In 2023, the ISAs aired on IFC (the Independent Film Channel) and only drew 60,000 viewers. So it was demoted to YouTube, where the show became available to watch for anyone with an internet connection, and only 46,000 tuned in.

World of Reel reassures us we didn’t miss anything

The awards were gender-free, which meant there was only one award in each category — I still don’t get how this benefits anyone other than just to virtue signal.

Other than that, you didn’t miss much. Apparently, Zoe Lister Jones came out, she now likes women (“I’m here and I’m queer”). Nick Offerman condemned the “homophobic” reaction to “The Last of Us.” Host Aidy Bryant (who?) warned the audience about AI. Oh, and the ceremony was momentarily disrupted by pro-Palestine protestors.

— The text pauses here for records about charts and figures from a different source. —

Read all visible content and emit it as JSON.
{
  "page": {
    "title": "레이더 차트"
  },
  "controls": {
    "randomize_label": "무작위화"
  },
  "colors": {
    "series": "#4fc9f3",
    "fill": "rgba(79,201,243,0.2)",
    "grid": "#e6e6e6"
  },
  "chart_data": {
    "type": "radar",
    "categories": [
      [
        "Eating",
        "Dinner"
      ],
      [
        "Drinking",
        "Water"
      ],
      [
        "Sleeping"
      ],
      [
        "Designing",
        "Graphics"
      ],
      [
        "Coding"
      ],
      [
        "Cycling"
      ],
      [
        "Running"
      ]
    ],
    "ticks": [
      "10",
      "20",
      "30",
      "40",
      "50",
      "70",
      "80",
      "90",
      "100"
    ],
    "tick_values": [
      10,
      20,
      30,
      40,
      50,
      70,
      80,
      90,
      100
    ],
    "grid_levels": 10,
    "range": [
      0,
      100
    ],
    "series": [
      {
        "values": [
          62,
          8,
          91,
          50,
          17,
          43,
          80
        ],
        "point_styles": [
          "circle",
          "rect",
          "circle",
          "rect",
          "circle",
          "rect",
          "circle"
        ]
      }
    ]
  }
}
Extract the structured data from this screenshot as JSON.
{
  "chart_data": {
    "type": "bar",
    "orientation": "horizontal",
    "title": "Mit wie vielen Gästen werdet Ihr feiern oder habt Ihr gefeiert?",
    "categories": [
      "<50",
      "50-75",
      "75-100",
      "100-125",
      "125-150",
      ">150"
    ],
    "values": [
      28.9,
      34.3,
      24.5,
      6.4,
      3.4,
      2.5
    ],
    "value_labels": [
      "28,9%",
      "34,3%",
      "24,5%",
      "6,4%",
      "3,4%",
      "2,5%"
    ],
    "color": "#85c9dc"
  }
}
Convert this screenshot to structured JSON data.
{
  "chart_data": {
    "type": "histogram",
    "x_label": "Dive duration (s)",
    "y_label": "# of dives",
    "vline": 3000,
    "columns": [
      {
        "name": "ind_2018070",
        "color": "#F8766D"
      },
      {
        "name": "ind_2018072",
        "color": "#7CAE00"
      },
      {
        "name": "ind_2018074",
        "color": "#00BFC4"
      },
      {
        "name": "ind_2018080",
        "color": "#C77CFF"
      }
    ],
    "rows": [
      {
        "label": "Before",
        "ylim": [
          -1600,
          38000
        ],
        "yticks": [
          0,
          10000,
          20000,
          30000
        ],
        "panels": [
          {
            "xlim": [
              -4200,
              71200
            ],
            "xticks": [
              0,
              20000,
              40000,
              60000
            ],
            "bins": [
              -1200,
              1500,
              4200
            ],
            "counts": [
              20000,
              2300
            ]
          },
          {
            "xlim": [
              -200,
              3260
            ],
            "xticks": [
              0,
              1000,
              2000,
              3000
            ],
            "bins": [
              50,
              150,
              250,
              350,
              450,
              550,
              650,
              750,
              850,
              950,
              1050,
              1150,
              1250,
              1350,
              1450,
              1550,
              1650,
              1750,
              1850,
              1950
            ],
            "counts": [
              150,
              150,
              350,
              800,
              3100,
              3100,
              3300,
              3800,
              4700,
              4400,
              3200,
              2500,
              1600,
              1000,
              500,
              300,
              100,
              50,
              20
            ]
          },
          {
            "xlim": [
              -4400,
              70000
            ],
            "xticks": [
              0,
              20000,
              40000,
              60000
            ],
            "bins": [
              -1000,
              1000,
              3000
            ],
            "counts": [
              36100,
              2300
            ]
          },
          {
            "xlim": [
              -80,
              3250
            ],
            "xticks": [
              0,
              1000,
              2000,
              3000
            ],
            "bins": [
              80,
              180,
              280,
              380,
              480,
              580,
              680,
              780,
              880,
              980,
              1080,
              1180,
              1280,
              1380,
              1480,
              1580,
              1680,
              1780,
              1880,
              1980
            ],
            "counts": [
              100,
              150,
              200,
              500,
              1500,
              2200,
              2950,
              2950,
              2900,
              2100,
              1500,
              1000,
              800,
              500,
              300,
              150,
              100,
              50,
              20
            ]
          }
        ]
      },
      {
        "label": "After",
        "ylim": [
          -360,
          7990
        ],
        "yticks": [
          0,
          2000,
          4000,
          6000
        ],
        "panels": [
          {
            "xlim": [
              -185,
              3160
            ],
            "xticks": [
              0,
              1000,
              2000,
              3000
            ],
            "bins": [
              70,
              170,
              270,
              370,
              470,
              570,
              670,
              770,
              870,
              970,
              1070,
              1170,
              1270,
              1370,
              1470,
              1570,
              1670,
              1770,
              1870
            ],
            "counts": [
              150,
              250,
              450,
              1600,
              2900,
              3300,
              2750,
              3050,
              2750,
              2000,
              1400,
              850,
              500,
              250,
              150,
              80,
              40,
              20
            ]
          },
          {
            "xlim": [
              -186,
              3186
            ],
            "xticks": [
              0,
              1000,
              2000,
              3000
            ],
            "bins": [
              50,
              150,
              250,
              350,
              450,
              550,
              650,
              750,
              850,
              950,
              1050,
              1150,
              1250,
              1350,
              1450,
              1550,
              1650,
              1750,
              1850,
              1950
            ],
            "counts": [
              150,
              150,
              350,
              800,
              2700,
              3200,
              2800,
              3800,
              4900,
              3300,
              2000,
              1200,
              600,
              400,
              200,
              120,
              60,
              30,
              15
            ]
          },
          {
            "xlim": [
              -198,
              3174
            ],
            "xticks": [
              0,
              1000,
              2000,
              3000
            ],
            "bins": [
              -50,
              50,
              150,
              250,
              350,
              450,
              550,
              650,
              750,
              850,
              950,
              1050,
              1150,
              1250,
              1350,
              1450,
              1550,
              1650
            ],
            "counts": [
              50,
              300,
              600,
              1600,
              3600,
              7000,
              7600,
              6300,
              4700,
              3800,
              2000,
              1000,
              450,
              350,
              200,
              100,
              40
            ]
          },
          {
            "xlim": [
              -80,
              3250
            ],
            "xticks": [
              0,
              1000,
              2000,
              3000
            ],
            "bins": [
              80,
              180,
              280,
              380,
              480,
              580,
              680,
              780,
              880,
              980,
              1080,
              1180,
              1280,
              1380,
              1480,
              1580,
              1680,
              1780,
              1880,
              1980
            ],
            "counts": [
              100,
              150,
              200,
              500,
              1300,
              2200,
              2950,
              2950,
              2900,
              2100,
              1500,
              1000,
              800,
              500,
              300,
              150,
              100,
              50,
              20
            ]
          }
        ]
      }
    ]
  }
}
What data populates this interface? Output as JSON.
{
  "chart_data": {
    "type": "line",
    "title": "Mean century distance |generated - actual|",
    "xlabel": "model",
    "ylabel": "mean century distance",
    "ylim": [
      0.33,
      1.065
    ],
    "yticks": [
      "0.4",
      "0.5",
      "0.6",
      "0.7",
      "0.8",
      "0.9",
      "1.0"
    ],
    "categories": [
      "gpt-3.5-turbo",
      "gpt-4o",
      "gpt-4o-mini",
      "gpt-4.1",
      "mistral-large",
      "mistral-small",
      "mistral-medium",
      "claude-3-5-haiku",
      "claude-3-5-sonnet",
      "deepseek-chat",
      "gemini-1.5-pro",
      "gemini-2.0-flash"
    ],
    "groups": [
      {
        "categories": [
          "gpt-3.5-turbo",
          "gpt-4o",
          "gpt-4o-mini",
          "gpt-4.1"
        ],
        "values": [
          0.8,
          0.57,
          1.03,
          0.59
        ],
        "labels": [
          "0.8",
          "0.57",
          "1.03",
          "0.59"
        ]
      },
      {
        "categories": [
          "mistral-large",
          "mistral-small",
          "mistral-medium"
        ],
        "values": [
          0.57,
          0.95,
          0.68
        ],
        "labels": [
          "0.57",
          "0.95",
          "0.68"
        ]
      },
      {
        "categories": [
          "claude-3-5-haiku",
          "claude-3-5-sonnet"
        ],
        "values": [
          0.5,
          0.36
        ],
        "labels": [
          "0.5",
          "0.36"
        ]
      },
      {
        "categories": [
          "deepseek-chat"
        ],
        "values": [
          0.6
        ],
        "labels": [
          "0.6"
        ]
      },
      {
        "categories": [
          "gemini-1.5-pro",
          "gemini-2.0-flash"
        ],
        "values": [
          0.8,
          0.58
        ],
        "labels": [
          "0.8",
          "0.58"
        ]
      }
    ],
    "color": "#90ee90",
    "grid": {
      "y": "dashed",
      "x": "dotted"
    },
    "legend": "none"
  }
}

Oh, boy, that’s entertainment!

And because of this stupid “gender neutral” movement, instead of four, only two actors took home an award.

And this is why I’m about to spend a few hundred dollars during Criterion’s 50 percent off sale — Lone Star, Blast of Silence, The Last Temptation of Christ, Bringing Up Baby, Mishima…All the great movies have already been made.

You see, unlike the people making movies today, I love movies.

So.

Instead of wasting $20 to sit through garbage like Madame Web and Drive-Away Dolls, Argylle, and whatever shit the Disney Grooming Syndicate is shoveling these days, I’m filling my Movie Ark with hard copies the fascists can’t disappear, rewrite, or thought-police…At least not until the left’s “firemen” start coming around.